Towards a Coordinated Investment Strategy for Riga, Tallinn and Vilnius

A report for BaltMet Invest. Baltic Sea Region INTERREG III B Project

Authors: Alf Vanags, Mark Chandler, Zane Leduskrasta, Sirje Padam.

This report is the result of an 18 month process in which the team followed a not always linear path. The particular challenge was how to incorporate the cross border element inherent in the idea of a coordinated investment strategy. In order to address this we have tried to move away form a model where the Baltic capitals are competing for investment and perhaps in the context of a growing shortage of workers competing also for people. This is line with the views of the EU Commission in its working paper on cohesion policy and cities (EC (2005)) where it is argued that competition can be counterproductive and the Commission’s working paper emphasises ‘coordination or strategic alliances’ as a ‘tool for balanced development’. The cooperative approach to a regional strategy is also evident at the political level in the recently published report on Europe’s Strategy for the Baltic Sea Region from the Baltic Strategy Working Group of 7 MEPs who have called for greater economic integration in the region including with Kaliningrad. Kaliningrad could indeed represent an opportunity to extend the methodology developed in the BaltMet Invest coordinated investment strategy. Here interestingly, the most recent evidence shows that the three Baltic metropolises are becoming increasingly integrated in terms of both trade flows and a common network of foreign direct investment (FDI).

The staring point of the report is the strategic and economic importance of the three Baltic capitals, Riga, Tallinn and Vilnius, in their countries and in the region. This is developed in the section on the economic role of the capitals. This importance is consistent with the EU policy context. In its working paper on cohesion policy and cities (EC (2005)) the European Commission underlines the importance of cities as key players in regional development, including cities located in peripheral areas. This is rather important for the Baltic capitals who, while peripheral in global and even EU terms, are arguably better located on the southern shore of the Baltic Sea than are Stockholm and Helsinki.

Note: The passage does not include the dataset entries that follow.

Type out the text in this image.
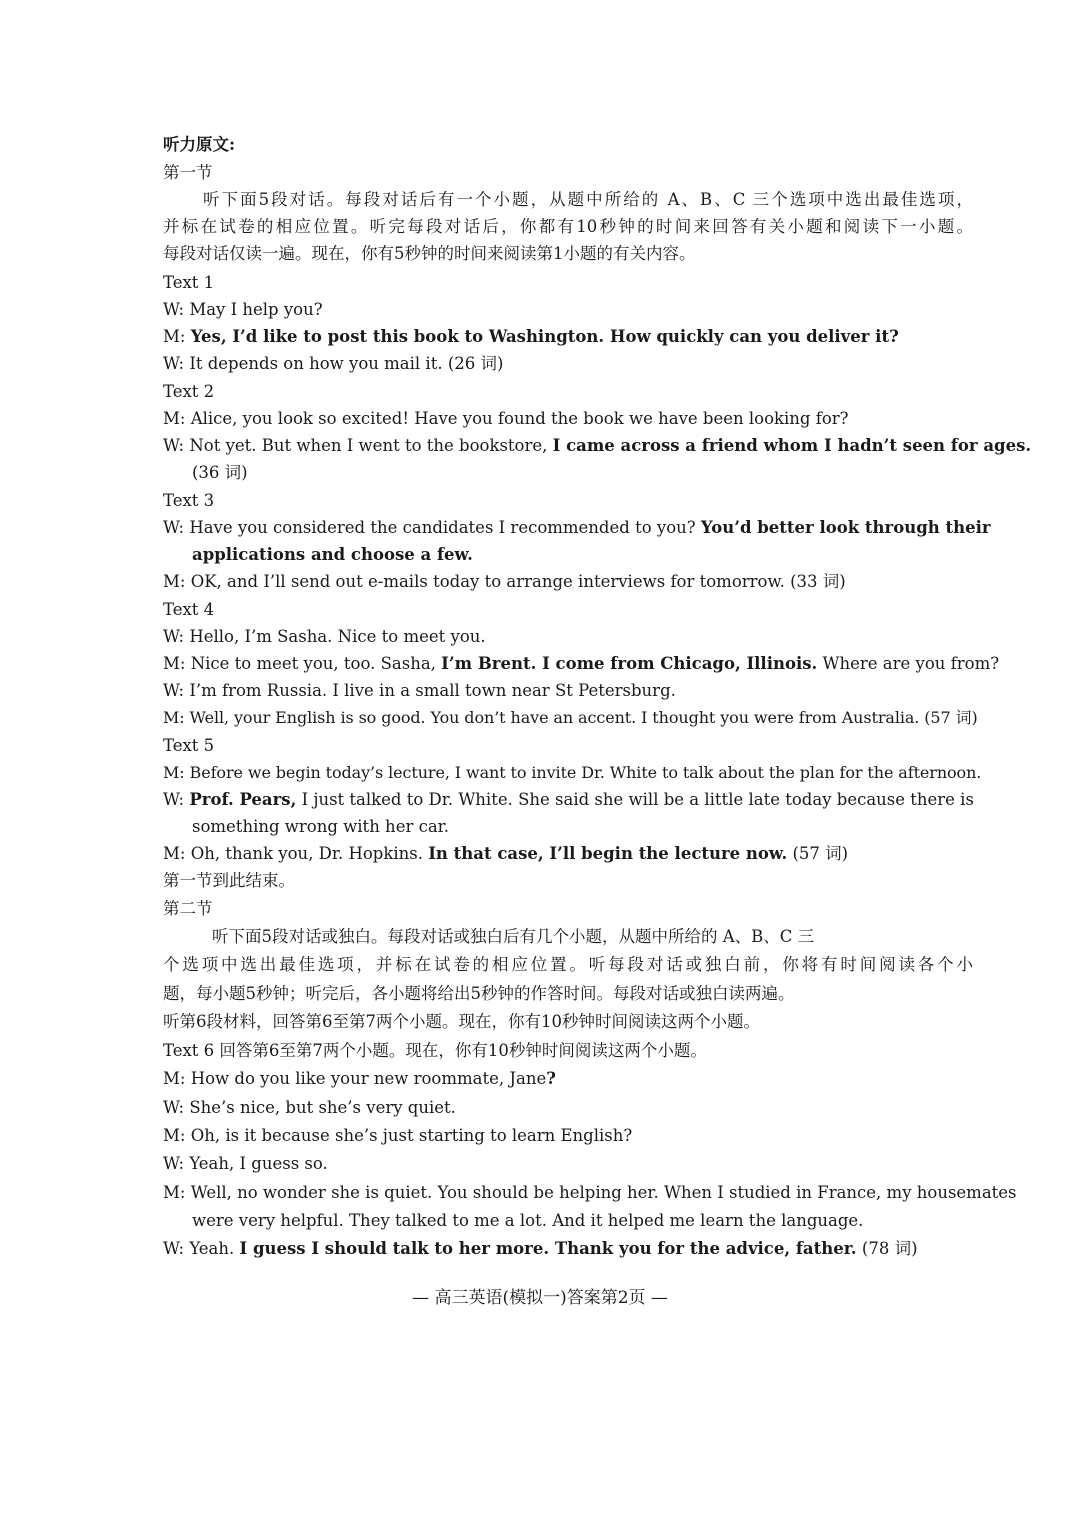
听力原文:
第一节
听下面5段对话。每段对话后有一个小题，从题中所给的 A、B、C 三个选项中选出最佳选项，
并标在试卷的相应位置。听完每段对话后，你都有10秒钟的时间来回答有关小题和阅读下一小题。
每段对话仅读一遍。现在，你有5秒钟的时间来阅读第1小题的有关内容。
Text 1
W: May I help you?
M: Yes, I’d like to post this book to Washington. How quickly can you deliver it?
W: It depends on how you mail it. (26 词)
Text 2
M: Alice, you look so excited! Have you found the book we have been looking for?
W: Not yet. But when I went to the bookstore, I came across a friend whom I hadn’t seen for ages.
(36 词)
Text 3
W: Have you considered the candidates I recommended to you? You’d better look through their
applications and choose a few.
M: OK, and I’ll send out e-mails today to arrange interviews for tomorrow. (33 词)
Text 4
W: Hello, I’m Sasha. Nice to meet you.
M: Nice to meet you, too. Sasha, I’m Brent. I come from Chicago, Illinois. Where are you from?
W: I’m from Russia. I live in a small town near St Petersburg.
M: Well, your English is so good. You don’t have an accent. I thought you were from Australia. (57 词)
Text 5
M: Before we begin today’s lecture, I want to invite Dr. White to talk about the plan for the afternoon.
W: Prof. Pears, I just talked to Dr. White. She said she will be a little late today because there is
something wrong with her car.
M: Oh, thank you, Dr. Hopkins. In that case, I’ll begin the lecture now. (57 词)
第一节到此结束。
第二节
听下面5段对话或独白。每段对话或独白后有几个小题，从题中所给的 A、B、C 三
个选项中选出最佳选项，并标在试卷的相应位置。听每段对话或独白前，你将有时间阅读各个小
题，每小题5秒钟；听完后，各小题将给出5秒钟的作答时间。每段对话或独白读两遍。
听第6段材料，回答第6至第7两个小题。现在，你有10秒钟时间阅读这两个小题。
Text 6 回答第6至第7两个小题。现在，你有10秒钟时间阅读这两个小题。
M: How do you like your new roommate, Jane?
W: She’s nice, but she’s very quiet.
M: Oh, is it because she’s just starting to learn English?
W: Yeah, I guess so.
M: Well, no wonder she is quiet. You should be helping her. When I studied in France, my housemates
were very helpful. They talked to me a lot. And it helped me learn the language.
W: Yeah. I guess I should talk to her more. Thank you for the advice, father. (78 词)
— 高三英语(模拟一)答案第2页 —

After analysing the economic role of the capitals the report examines evidence on what it is that investors look for. This followed by a discussion of the relative importance of competition and cooperation. A key element of the report is to turn the individual city visions into a common vision of “The Baltic region as the most attractive investment area in CEE” and the actions the city councils can take in promoting this.